In the case of Leon Briggs’s inquest, which began on 04 January, footage of the interaction between police officers before his death in 2013 was made publicly available for the first time (Channel 4, 26 Jan).

The inquest will hear evidence from officers involved in his restraint from 01 February (BBC News, 27 Jan).

Unfortunately, we have another name to add to the list of mysterious deaths in police custody. Mohamud Mohammed Hassan was arrested at his Cardiff home on Friday on suspicion of breach of the peace but released without charge on Saturday morning. He died later that evening.
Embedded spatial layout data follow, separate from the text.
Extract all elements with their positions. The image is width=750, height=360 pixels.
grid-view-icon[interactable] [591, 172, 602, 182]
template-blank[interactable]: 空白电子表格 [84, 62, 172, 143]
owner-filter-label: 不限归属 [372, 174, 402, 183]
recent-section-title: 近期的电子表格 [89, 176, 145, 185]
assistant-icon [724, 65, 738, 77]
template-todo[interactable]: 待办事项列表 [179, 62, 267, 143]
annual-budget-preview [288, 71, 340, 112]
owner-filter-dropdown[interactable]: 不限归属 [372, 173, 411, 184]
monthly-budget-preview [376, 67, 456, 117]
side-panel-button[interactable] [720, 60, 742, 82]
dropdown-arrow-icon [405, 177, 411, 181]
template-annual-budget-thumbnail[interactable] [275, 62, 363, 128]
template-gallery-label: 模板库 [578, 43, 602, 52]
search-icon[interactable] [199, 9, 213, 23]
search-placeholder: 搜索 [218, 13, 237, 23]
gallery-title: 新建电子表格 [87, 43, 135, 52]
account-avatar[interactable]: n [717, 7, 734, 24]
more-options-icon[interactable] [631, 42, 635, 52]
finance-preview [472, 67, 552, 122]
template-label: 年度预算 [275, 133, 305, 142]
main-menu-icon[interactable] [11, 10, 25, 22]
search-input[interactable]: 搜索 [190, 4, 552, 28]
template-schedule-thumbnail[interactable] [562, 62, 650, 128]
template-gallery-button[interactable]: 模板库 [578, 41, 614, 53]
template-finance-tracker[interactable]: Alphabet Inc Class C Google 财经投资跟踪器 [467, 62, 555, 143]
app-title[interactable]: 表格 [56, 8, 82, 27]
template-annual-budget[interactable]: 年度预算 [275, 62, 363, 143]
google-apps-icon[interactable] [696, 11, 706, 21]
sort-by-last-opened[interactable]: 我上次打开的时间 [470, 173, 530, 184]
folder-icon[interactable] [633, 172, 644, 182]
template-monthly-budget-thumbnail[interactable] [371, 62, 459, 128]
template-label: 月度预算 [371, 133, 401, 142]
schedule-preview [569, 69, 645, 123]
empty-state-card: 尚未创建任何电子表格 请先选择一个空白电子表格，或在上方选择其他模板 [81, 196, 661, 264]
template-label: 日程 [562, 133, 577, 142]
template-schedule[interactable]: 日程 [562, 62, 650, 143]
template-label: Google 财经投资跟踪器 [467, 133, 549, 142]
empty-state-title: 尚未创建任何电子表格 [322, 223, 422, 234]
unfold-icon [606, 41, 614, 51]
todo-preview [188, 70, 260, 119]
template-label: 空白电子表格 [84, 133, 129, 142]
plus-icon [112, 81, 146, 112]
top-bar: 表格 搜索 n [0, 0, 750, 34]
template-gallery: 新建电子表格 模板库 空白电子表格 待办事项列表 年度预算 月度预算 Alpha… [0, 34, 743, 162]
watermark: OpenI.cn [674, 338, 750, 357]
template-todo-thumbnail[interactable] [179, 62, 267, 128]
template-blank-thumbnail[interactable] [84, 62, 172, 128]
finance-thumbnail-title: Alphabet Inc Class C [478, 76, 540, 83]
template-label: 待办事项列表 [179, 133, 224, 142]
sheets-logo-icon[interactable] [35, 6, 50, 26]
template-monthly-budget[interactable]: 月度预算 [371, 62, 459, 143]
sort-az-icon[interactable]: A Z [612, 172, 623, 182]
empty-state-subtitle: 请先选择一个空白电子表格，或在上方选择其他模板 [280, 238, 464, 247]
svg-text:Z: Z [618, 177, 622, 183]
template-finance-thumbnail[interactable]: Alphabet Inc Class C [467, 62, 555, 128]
While South Wales police denied they were responsible for his injuries, ‘a post-mortem confirmed that he had numerous bruises both arms, wrists, elbows, left hand and a split lip consistent with being punched or slapped’ (Lee Jasper blog, 24 Jan). 

One wonders how many years it will be before any of these families find out the truth, it is the least that our criminal justice system owes them.

Section 60 watch*


Brent (02 Jan), Hammersmith & Fulham (17 Jan), Islington (25, 29 Jan), Lewisham (14 Jan)

Thames Valley Police

Reading (16, 21 Jan)

* This is not a comprehensive list

Terrible tech – phones, prints, privacy

On mobile phones: Whether iOS or Android, this is your regular reminder that law enforcement talk of breaking end-to-encryption to ‘catch the bad guys’ is a red herring because they can bypass it to get access to what they want (WIRED, 17 Jan).

On fingerprinting: Almost no one wants it, according to a survey run by Racial Justice Network and Yorkshire Resists. The feedback from a 2018 pilot of the Biometric Services Gateway mobile fingerprint app found that:

  • 93% did not support the introduction of the program to police forces

  • 96% believe the Biometric Services Gateway is embedded in racial profiling

  • 89% felt police should not have access to immigration data

  • 88% of migrant respondents said they would not feel safe to go to the police for help or to report a crime

Privacy for private companies: In yet another example of someone swinging the revolving door of regulatory capture open in the honest belief that they can change the culture of the new place of employment they walk into from within, former surveillance camera commissioner Tony Porter is to join facial recognition tech provider Corsight AI (IFSEC Global, 12 Jan):

Porter will be responsible for ensuring the company’s facial recognition technology is not only legally compliant across international jurisdictions, but also operates to the highest ethical standards.
‘By joining Corsight AI, I firmly believe we can help change perceptions surrounding the technology and demonstrate how it can be a force for good,’ said Tony Porter, chief privacy officer for Corsight AI. ‘As part of my role, I am keen to engage with those who are concerned about the technology’s use within society, so we can help Corsight AI provide the great value to society I know it can.’

Looking forward to seeing much finger wagging and tough talking to the company board if/when the police are caught using Corsight’s equipment improperly.